The importer’s role includes handling complaints, cooperating with competent authorities, and maintaining a comprehensive register.
EUDAMED Registration
EUDAMED, the European Database for Medical Devices, plays a pivotal role in the regulatory landscape. Manufacturers, Authorized Representatives, Importers, and other entities must register in EUDAMED to obtain the Single Registration Number (SRN).
This digital hub facilitates information exchange, ensuring transparency and traceability.
EUDAMED Registration Process
EUDAMED, the European Database for Medical Devices, is pivotal for transparent information exchange among stakeholders. The registration process involves:
1. Identify your Role
Determine if you’re a Manufacturer, Authorized Representative, or Importer, each with unique responsibilities.
2. Access EUDAMED
Create an account on the user-friendly EUDAMED platform
3. Provide Details
Enter essential company information and specify your role.
4. Verification
Undergo a verification process to confirm the legitimacy
5. Get SRN
Receive a Single Registration Number (SRN) upon successful verification.
6. Maintain Compliance
Regularly update the information to stay compliant.
7. Information Exchange
Utilize EUDAMED for efficient information exchange with authorities and stakeholders. This streamlined process ensures regulatory compliance and facilitates seamless interaction within the EU’s medical device landscape.
Switzerland
Post-Brexit
Switzerland, no longer part of the Mutual Recognition Agreement, mandates manufacturers outside the EU to appoint Authorized Representatives and Importers within Switzerland. The regulations mirror EU MDR and IVDR, emphasizing compliance.
Differences in Switzerland
While Switzerland aligns closely with EU regulations, distinctions exist. The CH-REP symbol stands in for the EC REP symbol, and a unique registration process, distinct from EUDAMED, adds a layer of complexity.
UK Market Access: Navigating the Post-Brexit Scenario
The UK Responsible Person
Post-Brexit, the UK Responsible Person assumes a role akin to the EU Authorized Representative. The UK MDR 2002 sets out responsibilities, emphasizing conformity checks, complaint management, and immediate reporting of non-compliance.
UK MDR 2002 Responsibilities of the UK Responsible Person
Ensure the declaration of conformity and technical documentation are in order.
Keep copies of technical documentation and the declaration of conformity.
Provide information to demonstrate device conformity to the MHRA.
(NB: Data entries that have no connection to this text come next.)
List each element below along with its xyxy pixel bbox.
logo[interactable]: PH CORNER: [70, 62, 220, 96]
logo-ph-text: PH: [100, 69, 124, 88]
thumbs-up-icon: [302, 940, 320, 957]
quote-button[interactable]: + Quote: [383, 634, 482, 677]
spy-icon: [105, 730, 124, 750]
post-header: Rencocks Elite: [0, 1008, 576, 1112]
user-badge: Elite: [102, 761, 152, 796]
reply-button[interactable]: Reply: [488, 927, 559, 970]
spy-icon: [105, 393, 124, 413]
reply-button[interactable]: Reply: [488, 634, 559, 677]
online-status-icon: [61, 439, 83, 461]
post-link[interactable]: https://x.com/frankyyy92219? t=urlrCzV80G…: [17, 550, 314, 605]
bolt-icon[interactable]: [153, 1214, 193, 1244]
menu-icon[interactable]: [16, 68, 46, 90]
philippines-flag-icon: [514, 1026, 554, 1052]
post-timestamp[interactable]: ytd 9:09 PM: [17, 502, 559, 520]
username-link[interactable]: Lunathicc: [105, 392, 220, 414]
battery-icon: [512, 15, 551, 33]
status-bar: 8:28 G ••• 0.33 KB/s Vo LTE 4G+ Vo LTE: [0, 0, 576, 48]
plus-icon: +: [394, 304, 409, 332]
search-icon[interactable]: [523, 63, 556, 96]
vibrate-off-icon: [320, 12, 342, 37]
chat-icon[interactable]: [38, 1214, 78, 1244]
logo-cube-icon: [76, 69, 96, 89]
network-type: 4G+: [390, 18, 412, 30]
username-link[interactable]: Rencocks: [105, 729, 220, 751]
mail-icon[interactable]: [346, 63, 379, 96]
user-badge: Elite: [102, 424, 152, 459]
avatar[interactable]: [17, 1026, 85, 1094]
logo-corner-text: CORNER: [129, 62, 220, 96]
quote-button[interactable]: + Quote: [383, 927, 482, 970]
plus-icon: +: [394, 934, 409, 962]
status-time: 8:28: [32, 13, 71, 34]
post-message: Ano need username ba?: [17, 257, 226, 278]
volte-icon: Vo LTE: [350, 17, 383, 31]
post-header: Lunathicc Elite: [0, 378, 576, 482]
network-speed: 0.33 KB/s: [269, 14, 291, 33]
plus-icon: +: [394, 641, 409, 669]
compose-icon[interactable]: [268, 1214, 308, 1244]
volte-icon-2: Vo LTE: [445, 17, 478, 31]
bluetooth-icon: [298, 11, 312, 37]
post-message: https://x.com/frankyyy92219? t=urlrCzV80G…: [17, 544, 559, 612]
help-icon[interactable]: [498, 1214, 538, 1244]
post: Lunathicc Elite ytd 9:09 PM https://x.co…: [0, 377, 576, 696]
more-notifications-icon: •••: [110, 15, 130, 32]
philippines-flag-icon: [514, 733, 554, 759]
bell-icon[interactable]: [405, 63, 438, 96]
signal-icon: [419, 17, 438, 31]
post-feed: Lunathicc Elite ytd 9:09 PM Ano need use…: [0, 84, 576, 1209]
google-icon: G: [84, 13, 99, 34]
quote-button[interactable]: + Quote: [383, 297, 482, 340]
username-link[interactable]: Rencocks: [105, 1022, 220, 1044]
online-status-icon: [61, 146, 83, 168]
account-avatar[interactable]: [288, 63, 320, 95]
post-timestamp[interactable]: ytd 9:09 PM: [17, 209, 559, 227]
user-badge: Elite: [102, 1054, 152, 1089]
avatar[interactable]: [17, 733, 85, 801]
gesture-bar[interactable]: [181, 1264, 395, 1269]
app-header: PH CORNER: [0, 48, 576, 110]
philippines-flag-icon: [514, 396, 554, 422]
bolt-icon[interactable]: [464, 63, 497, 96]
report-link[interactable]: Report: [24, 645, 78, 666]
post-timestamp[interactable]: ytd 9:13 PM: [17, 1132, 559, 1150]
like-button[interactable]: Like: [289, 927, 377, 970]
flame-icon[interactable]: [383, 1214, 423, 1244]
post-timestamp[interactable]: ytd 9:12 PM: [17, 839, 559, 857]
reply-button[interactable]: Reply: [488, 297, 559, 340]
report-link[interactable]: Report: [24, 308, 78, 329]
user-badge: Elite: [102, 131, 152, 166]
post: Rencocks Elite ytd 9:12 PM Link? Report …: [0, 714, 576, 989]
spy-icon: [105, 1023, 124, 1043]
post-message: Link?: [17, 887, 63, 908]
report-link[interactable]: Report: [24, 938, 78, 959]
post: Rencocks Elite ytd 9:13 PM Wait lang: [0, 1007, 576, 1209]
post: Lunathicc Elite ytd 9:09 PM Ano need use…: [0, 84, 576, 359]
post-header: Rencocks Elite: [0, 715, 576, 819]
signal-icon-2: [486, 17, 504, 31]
Cooperate with the MHRA on preventive or corrective actions.
Immediately inform the manufacturer about complaints and suspected incidents.
Terminate the legal relationship if the manufacturer acts contrary to obligations.
Symbolic Absence
Unlike the EU, the UK lacks a designated symbol for the Responsible Person. The absence prompts a textual mention on labels. Notably, this requirement applies to UKCA-marked products post-Brexit.
Conclusion
Navigating the regulatory landscape for medical devices demands a nuanced understanding of region-specific requirements.
From strategic marketing planning to compliance with EU, Swiss, and UK regulations, this guide provides a detailed roadmap for manufacturers aiming to ensure seamless market access while embracing the intricacies of post-Brexit realities.
EUDAMED is a pivotal component, serving as the digital nexus for regulatory information exchange, ensuring compliance and traceability.